Aquellas nubes llenas de polvo y misterio cada vez estaban
más cerca, y finalmente la muchacha se dio cuenta de su presencia. Miró en derredor,
pero no quedaba nada en aquel maldito lugar. Sus abuelos contaban historias de
cómo en sus tiempos jóvenes aquello había sido un frondoso bosque. Incluso
hablaban de hadas y dríades que vivían allí, pero todo cambió con los asedios.
Aquella zona, por su situación estratégica en medio de los dos reinos, prácticamente
en todas las generaciones había sufrido asaltos, pero, por lo que contaban sus
abuelos, en su época aquello había sido un verdadero infierno.

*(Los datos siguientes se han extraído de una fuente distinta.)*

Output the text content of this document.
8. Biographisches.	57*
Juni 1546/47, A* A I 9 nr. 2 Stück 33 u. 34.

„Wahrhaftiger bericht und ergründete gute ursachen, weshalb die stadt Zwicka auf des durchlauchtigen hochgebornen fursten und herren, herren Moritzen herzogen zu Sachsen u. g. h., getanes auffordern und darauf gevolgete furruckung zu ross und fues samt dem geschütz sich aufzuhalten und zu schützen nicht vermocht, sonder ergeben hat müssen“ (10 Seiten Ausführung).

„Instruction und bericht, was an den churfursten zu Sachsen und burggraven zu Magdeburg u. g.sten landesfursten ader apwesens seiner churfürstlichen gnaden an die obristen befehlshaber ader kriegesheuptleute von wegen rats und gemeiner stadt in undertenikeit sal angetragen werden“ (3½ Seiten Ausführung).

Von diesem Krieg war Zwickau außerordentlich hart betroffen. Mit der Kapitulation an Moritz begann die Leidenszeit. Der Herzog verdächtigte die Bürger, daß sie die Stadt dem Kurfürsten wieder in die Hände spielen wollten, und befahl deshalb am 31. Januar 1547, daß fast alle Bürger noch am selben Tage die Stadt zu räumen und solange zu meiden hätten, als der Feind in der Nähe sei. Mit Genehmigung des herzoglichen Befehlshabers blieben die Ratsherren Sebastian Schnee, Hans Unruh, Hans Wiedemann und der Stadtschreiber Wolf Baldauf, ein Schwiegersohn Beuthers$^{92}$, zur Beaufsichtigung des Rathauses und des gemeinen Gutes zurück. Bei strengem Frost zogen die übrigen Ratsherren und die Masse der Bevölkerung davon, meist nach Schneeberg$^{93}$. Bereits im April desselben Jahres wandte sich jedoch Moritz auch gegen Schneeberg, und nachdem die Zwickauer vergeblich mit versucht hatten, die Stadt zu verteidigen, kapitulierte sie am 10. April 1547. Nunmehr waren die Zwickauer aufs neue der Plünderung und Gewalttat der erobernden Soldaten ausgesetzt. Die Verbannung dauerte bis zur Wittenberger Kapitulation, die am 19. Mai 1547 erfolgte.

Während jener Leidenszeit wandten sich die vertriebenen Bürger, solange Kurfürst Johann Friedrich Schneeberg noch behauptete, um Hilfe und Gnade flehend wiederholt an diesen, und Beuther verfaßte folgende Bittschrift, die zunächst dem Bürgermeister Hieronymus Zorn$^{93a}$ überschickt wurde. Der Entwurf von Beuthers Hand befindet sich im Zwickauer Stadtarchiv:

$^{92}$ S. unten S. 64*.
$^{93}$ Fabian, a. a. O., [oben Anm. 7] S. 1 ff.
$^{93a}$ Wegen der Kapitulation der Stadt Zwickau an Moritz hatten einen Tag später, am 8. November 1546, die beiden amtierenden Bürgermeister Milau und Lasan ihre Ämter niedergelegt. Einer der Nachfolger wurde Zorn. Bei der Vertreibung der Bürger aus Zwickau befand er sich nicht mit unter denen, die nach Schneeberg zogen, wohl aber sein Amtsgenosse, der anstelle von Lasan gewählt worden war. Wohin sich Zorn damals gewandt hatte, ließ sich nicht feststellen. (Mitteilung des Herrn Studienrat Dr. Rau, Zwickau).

Según narraban, un día todo el bosque ardió, y una inmensa
columna de fuego lo cubrió todo. Allí prácticamente desapareció el pueblo, que
siempre había vivido principalmente de la madera que talaban del bosque. Muchos
aldeanos perecieron a causa del fuego, o del humo, y otros tantos lo hicieron a
causa de las heridas de la refriega que sobrevino al incendio. Aun así, las
pocas personas que sobrevivieron se negaron a abandonar aquellas tierras, en
honor a sus familiares y amigos fallecidos, y se convirtieron en un icono de la
rebelión. Gracias a su resiliencia, el reino entero se volcó en aquella guerra
y consiguieron derrotar al ejército invasor. Todavía en la corte se cantaban
las épicas tonadas que compusieron los bardos…
Bloqueada por el miedo, Anya se desplomó en el suelo, cansada.
La incertidumbre la derrotó, algo que ni el dolor ni el horror que había vivido
había conseguido. Ahora, además de ver cómo la nube crecía por momentos, un
sonido rítmico se escuchaba cada vez con mayor claridad. Tacatá tacatá, una y
otra vez. El lobo, cada vez más nervioso, empezó a rodear a Anya de manera
protectora, una vuelta en cada sentido.
El horizonte por fin tomó forma, y un pequeño regimiento de
caballeros apareció de la nada. No era un gran contingente y a pesar de la
dificultad, Anya se percató de que no llevaban los colores del reino, sino los
del imperio. Volvían a rematar su jugada maestra, querían enviar un mensaje, y
no querían que nadie pudiera avisar al resto de villas de su ataque. A medida
que acortaban distancia, se oyeron sonidos metálicos producidos por el
desenvainar de las espadas. La habían visto, y ahora por fin podría descansar.
Descansar de verdad. Volvería a ver a su hermano, y sus padres la recibirían
con los brazos abiertos.
Cerró los ojos, preparada para marcharse de aquel lugar
lleno de dolor y sufrimiento. Escuchó como el lobo se alejaba, casi podía
escuchar su enfado por la forma en la que sus patas golpeaban la tierra. Se
sintió temblar. No, era el suelo el que temblaba, abrió los ojos al tiempo que
gritos de dolor y aullidos salvajes desgarraban sus oídos. El lobo había
desmontado a cuatro caballeros, y estaba arrastrando a uno de ellos de lado a
lado. Los tres que quedaban sobre sus monturas se estaban acercando para herir
al animal, pero sendas saetas los desmontaron en una fracción de segundo. Los
caballos se encabritaron y huyeron, sin siquiera una mirada a sus jinetes. El
lobo había soltado su presa y se abalanzaba contra otro de los soldados
heridos, y uno por uno los remató. Se volvió, enseñando los dientes y gruñendo,
mirando fijamente al grupo de tres hombres que habían llegado junto a Anya.
-
Tranquilo, amigo, hemos venido a ayudar- dijo el
primero de ellos, un hombre vestido con ropajes sencillos pero elegantes.
Estaba enfundando su arco, mientras enseñaba la otra mano levantada al animal, tratando
de tranquilizarlo-. No deseamos haceros daño, de verdad.
El lobo pareció entenderlo, porque cerró el hocico y se
calmó un tanto. Se giró, olfateó los cadáveres y se detuvo en uno de ellos.
Parecía buscar algo. Levantó la cabeza despacio, y, tras mirar a los hombres de
uno en uno, se acercó al que había hablado. Llevaba algo entre los dientes.